Late in August of 1944, during the Battle of Brest in France, a UFO was seen by two soldiers of the 175th Infantry Regiment. As members of a mine-laying platoon, they were entrenched several thousand yards outside the city waiting for the Germans to launch a counterattack. The night was clear and quiet.

"I saw this craft traveling no faster than a Piper Cub on a straight course," one of them told NICAP years later; he asked that his name not be published. "When I got over the shock of seeing this silent aircraft, I tapped Sergeant Ness on the shoulder, motioning for him to look up... When he looked skyward, he leaped to his feet to stare at this phenomenon... Both of us were so awed, we forgot the war. If you knew Sergeant Ness as I knew him, you would know that he was too clever a combat soldier to stand up, even at night, near the enemy. So it had to be awesome.

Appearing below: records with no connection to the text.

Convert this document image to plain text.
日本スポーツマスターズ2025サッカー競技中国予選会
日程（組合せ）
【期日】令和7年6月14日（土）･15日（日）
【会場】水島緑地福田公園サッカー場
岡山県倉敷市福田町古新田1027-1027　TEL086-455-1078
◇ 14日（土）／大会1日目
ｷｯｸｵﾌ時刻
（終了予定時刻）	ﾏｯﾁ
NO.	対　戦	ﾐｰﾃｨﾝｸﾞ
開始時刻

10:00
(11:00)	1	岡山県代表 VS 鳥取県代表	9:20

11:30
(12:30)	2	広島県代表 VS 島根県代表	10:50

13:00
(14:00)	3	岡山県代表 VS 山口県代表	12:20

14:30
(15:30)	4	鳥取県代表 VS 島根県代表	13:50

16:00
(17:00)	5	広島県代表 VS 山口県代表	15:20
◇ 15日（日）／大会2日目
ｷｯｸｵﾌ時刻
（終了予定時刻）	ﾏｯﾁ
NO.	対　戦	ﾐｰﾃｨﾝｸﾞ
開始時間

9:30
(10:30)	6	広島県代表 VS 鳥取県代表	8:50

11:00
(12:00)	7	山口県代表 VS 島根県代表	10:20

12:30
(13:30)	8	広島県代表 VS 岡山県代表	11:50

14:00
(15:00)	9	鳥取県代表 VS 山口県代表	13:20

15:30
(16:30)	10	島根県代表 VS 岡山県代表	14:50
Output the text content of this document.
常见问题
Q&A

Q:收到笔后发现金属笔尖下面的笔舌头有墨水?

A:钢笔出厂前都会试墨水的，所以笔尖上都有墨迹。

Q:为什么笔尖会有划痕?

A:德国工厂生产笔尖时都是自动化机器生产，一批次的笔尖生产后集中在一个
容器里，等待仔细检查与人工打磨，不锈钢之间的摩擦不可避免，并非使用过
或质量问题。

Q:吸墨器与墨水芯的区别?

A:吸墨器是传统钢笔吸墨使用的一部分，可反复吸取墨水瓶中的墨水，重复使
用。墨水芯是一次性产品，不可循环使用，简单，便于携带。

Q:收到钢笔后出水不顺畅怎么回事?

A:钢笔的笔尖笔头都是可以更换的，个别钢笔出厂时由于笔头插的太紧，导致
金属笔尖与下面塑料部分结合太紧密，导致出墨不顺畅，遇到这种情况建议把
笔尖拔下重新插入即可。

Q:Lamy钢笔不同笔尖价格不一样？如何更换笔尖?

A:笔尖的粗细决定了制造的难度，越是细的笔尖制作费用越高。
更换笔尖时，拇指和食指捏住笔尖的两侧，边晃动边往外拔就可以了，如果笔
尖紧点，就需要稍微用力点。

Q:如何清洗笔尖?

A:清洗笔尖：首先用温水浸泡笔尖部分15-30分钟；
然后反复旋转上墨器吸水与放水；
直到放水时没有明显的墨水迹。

"I swear to God, it was the same as a railroad boxcar, rectangular not cylindrical... It seemed five times as large as a boxcar... I looked closely for evidence of propellers, wings, or other protruding devices, but saw none on the three edges visible to us. There was absolutely no noise from it. It traveled at no more than 90 miles per hour. We had a long look at it before it vanished over the sea. Neither the German nor the American antiaircraft batteries opened fire..." For the briefest of moments the UFO flew in front of the moon and blotted it out. It finally flew off out to sea and was not seen again.

Another UFO appeared over Sumatra in September. The witnesses, members of the Japanese Imperial Navy, thought the object was the size of a B-29 at 8,000 feet. It was white, egg-shaped, and brilliant. It was spotted by several reliable Japanese military men as it moved in and around their naval formation. It made no sound other than a slight electric crackle and then flew off into the night.

There are plenty of stories of sightings from the Second World War and it really makes you wonder what these G.I.s on all sides of the battles were seeing. It is just another reason to keep an open mind and to keep walking in this big weird world of ours!